Traditional predictive coding (PC) models support only unidirectional (generative or discriminative) inference, failing to emulate the parallel bidirectional information flow observed in the visual cortex and thus exhibiting limited performance in multimodal learning and missing-data inference. To address this, we propose bidirectional predictive coding (bPC), the first biologically plausible hierarchical recurrent neural circuit that jointly implements top-down (generative) and bottom-up (discriminative) inference via a unified energy function optimized end-to-end. Grounded in predictive coding theory, variational inference, and neural dynamics modeling, bPC enables bidirectional error propagation and state updates. Experiments demonstrate that bPC matches or surpasses unidirectional PC models on standalone generative and discriminative tasks, while achieving substantial gains in multimodal fusion and missing-modality imputation—aligning more closely with neurobiological principles of visual inference.

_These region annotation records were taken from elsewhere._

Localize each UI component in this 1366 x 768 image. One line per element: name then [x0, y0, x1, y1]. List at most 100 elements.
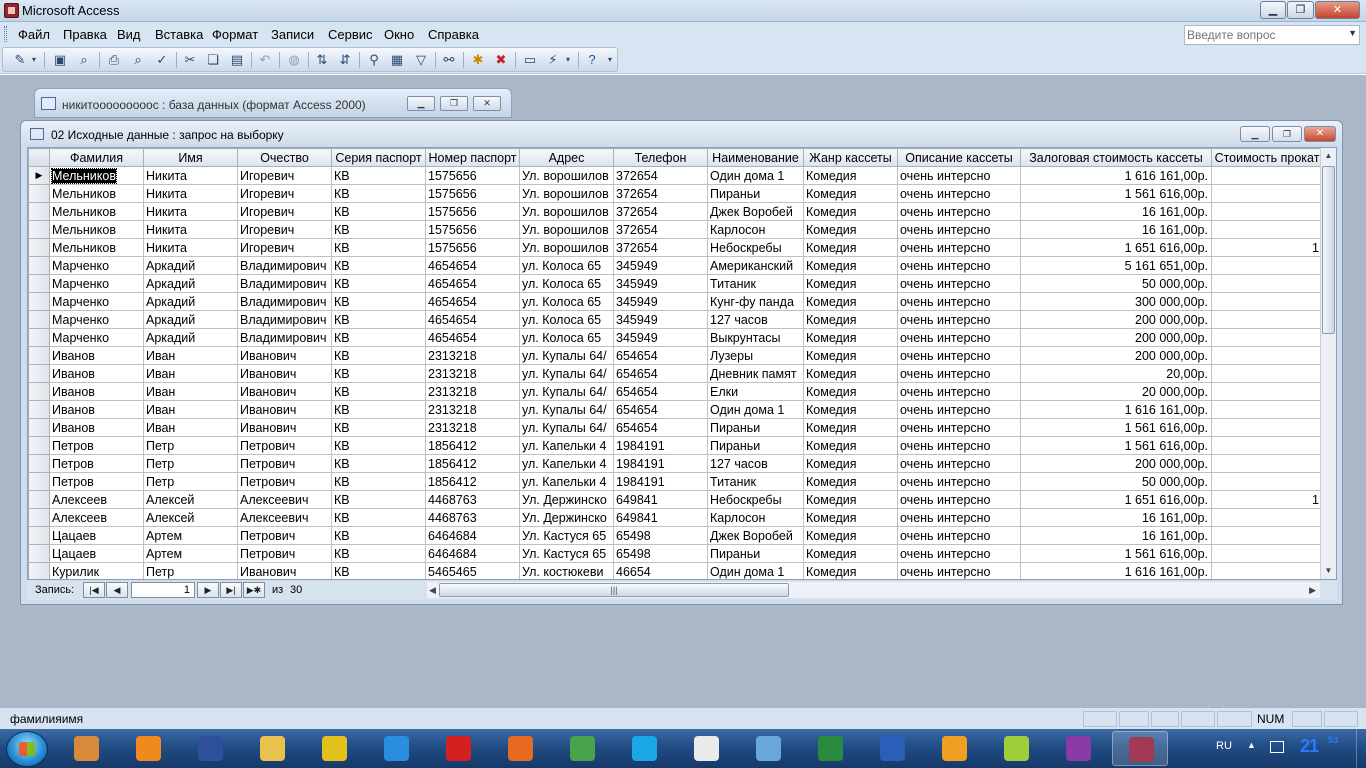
table-cell[interactable]: КВ — [331, 508, 426, 527]
table-cell[interactable]: Комедия — [803, 364, 898, 383]
record-selector[interactable] — [28, 526, 50, 545]
table-cell[interactable]: очень интерсно — [897, 364, 1021, 383]
table-cell[interactable]: 1 561 616,00р. — [1020, 184, 1212, 203]
record-selector[interactable] — [28, 544, 50, 563]
table-cell[interactable]: Петр — [143, 436, 238, 455]
table-cell[interactable]: 5 161 651,00р. — [1020, 256, 1212, 275]
taskbar-button[interactable] — [120, 731, 176, 766]
taskbar-button[interactable] — [616, 731, 672, 766]
table-cell[interactable] — [1211, 544, 1323, 563]
paste-icon[interactable]: ▤ — [228, 51, 246, 69]
table-cell[interactable]: 1 616 161,00р. — [1020, 562, 1212, 579]
table-cell[interactable]: Карлосон — [707, 508, 804, 527]
table-cell[interactable]: очень интерсно — [897, 418, 1021, 437]
sort-ascending-icon[interactable]: ⇅ — [313, 51, 331, 69]
table-cell[interactable]: Комедия — [803, 526, 898, 545]
table-cell[interactable]: 50 000,00р. — [1020, 472, 1212, 491]
scroll-right-icon[interactable]: ▶ — [1309, 582, 1316, 598]
table-cell[interactable]: Комедия — [803, 508, 898, 527]
table-cell[interactable]: Иван — [143, 382, 238, 401]
table-row[interactable]: Иванов Иван Иванович КВ 2313218 ул. Купалы 64… — [28, 382, 1323, 401]
table-cell[interactable] — [1211, 328, 1323, 347]
table-cell[interactable]: ул. Колоса 65 — [519, 256, 614, 275]
table-cell[interactable]: 127 часов — [707, 454, 804, 473]
menu-format[interactable]: Формат — [212, 27, 258, 42]
table-cell[interactable]: Комедия — [803, 418, 898, 437]
table-cell[interactable]: Комедия — [803, 274, 898, 293]
table-cell[interactable]: Курилик — [49, 562, 144, 579]
table-cell[interactable] — [1211, 346, 1323, 365]
table-cell[interactable]: Выкрунтасы — [707, 328, 804, 347]
table-cell[interactable]: Владимирович — [237, 256, 332, 275]
table-cell[interactable]: 20,00р. — [1020, 364, 1212, 383]
table-cell[interactable]: 654654 — [613, 400, 708, 419]
table-cell[interactable]: 46654 — [613, 562, 708, 579]
table-cell[interactable]: ул. Купалы 64/ — [519, 418, 614, 437]
table-cell[interactable] — [1211, 418, 1323, 437]
table-cell[interactable]: Джек Воробей — [707, 526, 804, 545]
table-cell[interactable]: Комедия — [803, 238, 898, 257]
column-header[interactable]: Залоговая стоимость кассеты — [1020, 148, 1212, 167]
table-row[interactable]: Петров Петр Петрович КВ 1856412 ул. Капельки … — [28, 472, 1323, 491]
column-header[interactable]: Адрес — [519, 148, 614, 167]
table-cell[interactable]: Карлосон — [707, 220, 804, 239]
table-cell[interactable]: Алексеев — [49, 508, 144, 527]
table-cell[interactable]: Мельников — [49, 184, 144, 203]
table-cell[interactable]: 5465465 — [425, 562, 520, 579]
first-record-button[interactable]: |◀ — [83, 582, 105, 598]
record-selector[interactable] — [28, 220, 50, 239]
new-object-icon[interactable]: ⚡ — [544, 51, 562, 69]
table-cell[interactable]: очень интерсно — [897, 544, 1021, 563]
selected-cell-text[interactable]: Мельников — [51, 167, 117, 184]
table-cell[interactable]: Ул. Держинско — [519, 508, 614, 527]
table-cell[interactable]: 1 561 616,00р. — [1020, 436, 1212, 455]
minimize-button[interactable]: ▁ — [1260, 1, 1286, 19]
table-cell[interactable]: 372654 — [613, 184, 708, 203]
view-dropdown-icon[interactable]: ▾ — [29, 51, 39, 69]
table-cell[interactable]: 2313218 — [425, 400, 520, 419]
table-cell[interactable]: очень интерсно — [897, 238, 1021, 257]
table-cell[interactable]: 2313218 — [425, 382, 520, 401]
table-cell[interactable]: Комедия — [803, 184, 898, 203]
table-cell[interactable]: 1 616 161,00р. — [1020, 400, 1212, 419]
table-cell[interactable]: Аркадий — [143, 328, 238, 347]
table-row[interactable]: Иванов Иван Иванович КВ 2313218 ул. Купалы 64… — [28, 418, 1323, 437]
table-cell[interactable] — [1211, 166, 1323, 185]
table-cell[interactable]: Пираньи — [707, 544, 804, 563]
record-selector[interactable] — [28, 202, 50, 221]
table-cell[interactable]: Комедия — [803, 166, 898, 185]
copy-icon[interactable]: ❏ — [204, 51, 222, 69]
help-question-box[interactable]: ▼ — [1184, 25, 1360, 45]
table-cell[interactable]: 1984191 — [613, 472, 708, 491]
table-cell[interactable]: ул. Купалы 64/ — [519, 346, 614, 365]
table-cell[interactable]: 345949 — [613, 274, 708, 293]
table-cell[interactable]: Ул. ворошилов — [519, 202, 614, 221]
table-cell[interactable]: Комедия — [803, 544, 898, 563]
table-cell[interactable]: 345949 — [613, 310, 708, 329]
table-cell[interactable]: Титаник — [707, 274, 804, 293]
menu-file[interactable]: Файл — [18, 27, 50, 42]
table-cell[interactable] — [1211, 508, 1323, 527]
table-cell[interactable]: очень интерсно — [897, 400, 1021, 419]
table-cell[interactable]: Комедия — [803, 346, 898, 365]
table-cell[interactable]: Ул. ворошилов — [519, 220, 614, 239]
table-cell[interactable]: Иванович — [237, 418, 332, 437]
table-cell[interactable]: Алексеев — [49, 490, 144, 509]
table-cell[interactable]: 345949 — [613, 292, 708, 311]
table-cell[interactable]: Иван — [143, 346, 238, 365]
table-cell[interactable]: очень интерсно — [897, 490, 1021, 509]
db-minimize-button[interactable]: ▁ — [407, 96, 435, 111]
table-cell[interactable]: Марченко — [49, 256, 144, 275]
table-row[interactable]: Мельников Никита Игоревич КВ 1575656 Ул. воро… — [28, 202, 1323, 221]
table-cell[interactable]: 1984191 — [613, 454, 708, 473]
table-cell[interactable]: Один дома 1 — [707, 562, 804, 579]
horizontal-scroll-thumb[interactable]: ||| — [439, 583, 789, 597]
table-cell[interactable]: 372654 — [613, 238, 708, 257]
table-cell[interactable] — [1211, 220, 1323, 239]
table-cell[interactable]: 1856412 — [425, 472, 520, 491]
table-row[interactable]: Иванов Иван Иванович КВ 2313218 ул. Купалы 64… — [28, 346, 1323, 365]
table-cell[interactable]: Алексеевич — [237, 490, 332, 509]
query-close-button[interactable]: ✕ — [1304, 126, 1336, 142]
table-cell[interactable]: 654654 — [613, 346, 708, 365]
table-cell[interactable]: 1 — [1211, 238, 1323, 257]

Predictive coding (PC) is an influential computational model of visual learning and inference in the brain. Classical PC was proposed as a top-down generative model, where the brain actively predicts upcoming visual inputs, and inference minimises the prediction errors. Recent studies have also shown that PC can be formulated as a discriminative model, where sensory inputs predict neural activities in a feedforward manner. However, experimental evidence suggests that the brain employs both generative and discriminative inference, while unidirectional PC models show degraded performance in tasks requiring bidirectional processing. In this work, we propose bidirectional PC (bPC), a PC model that incorporates both generative and discriminative inference while maintaining a biologically plausible circuit implementation. We show that bPC matches or outperforms unidirectional models in their specialised generative or discriminative tasks, by developing an energy landscape that simultaneously suits both tasks. We also demonstrate bPC's superior performance in two biologically relevant tasks including multimodal learning and inference with missing information, suggesting that bPC resembles biological visual inference more closely.